DISCLAIMER: the following is an entry from the journal I have to write from my one class. Therefore, it is a continuation of the “emotional, self-enlightenment, talk about my feelings” blog posts I’ve been putting up. Though i think it’s actually really good and kinda ties everything together, I will not be offended if you skip over this post and wait for my next one (which will be about my daily life and maybe even include a video!) Enjoy.
“The past week has been rough. I’m not going to sugar coat it. But as I sit here in my bedroom and listen to the goings-on of my house, I have to ask myself one question: WHY? Why have I been struggling so much? Why do I feel like I’m on an emotional rollercoaster? Why isn’t this perfect?
After all, I have been dreaming of this experience for the past three years, ever since I heard of this program as a freshman. The thought of Africa, with its exotic animals, fresh fruit, and rich culture had me sold from the very beginning. So why, now that I am at the very center of it all, do I feel like being anywhere else but here?

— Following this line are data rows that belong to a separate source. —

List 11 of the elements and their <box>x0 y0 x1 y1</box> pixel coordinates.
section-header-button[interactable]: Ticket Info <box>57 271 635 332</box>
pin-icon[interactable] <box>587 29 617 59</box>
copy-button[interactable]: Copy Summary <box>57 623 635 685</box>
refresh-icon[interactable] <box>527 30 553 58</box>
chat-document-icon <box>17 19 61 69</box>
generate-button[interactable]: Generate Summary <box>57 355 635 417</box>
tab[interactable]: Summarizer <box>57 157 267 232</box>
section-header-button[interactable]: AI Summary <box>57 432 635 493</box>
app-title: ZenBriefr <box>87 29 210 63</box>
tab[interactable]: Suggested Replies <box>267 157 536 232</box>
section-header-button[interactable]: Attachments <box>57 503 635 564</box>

Perhaps I expected something else, a four-month mission trip of a “hold-your-hand” journey through Uganda. But this is real life here. I may not be saving orphans or building churches, but I’m learning how to sit and drink tea and speak their language, literally. This is full on culture immersion, the good and the bad, the exciting and the boring. Everything.
So as I take a mental note of “hey, transitions aren’t your thing,” I am beginning to draw one conclusion: attitude makes all the difference. It is easiest to sit and complain about every small difficulty, and to say I haven’t done that on multiple occasions would by lying; but I will never get this day back. Heck, I’ll never even get this moment back. So I can either waste it by wanting to be somewhere else or I can face it head on and see where it takes me. The scary part is… the choice is all mine.”
After writing this entry, I went outside to help my sister cook dinner (meaning i watched) and tried talking to her. Out of everyone in the house, she speaks the least English, so sometimes it is difficult. However, we always end up laughing at each other for one reason or another. As she stoked the fire, she said, “Code. When you leave… we will be missing you.”
And in that moment I realized that this is exactly where I need to be. It may have taken me a week and a lot of internal confusion to get there, but I got there. And now things are GREAT. I’m about to leave for home so that I can set up a volleyball net (meaning a string tied to the house) to play volleyball with my family! Life is good here.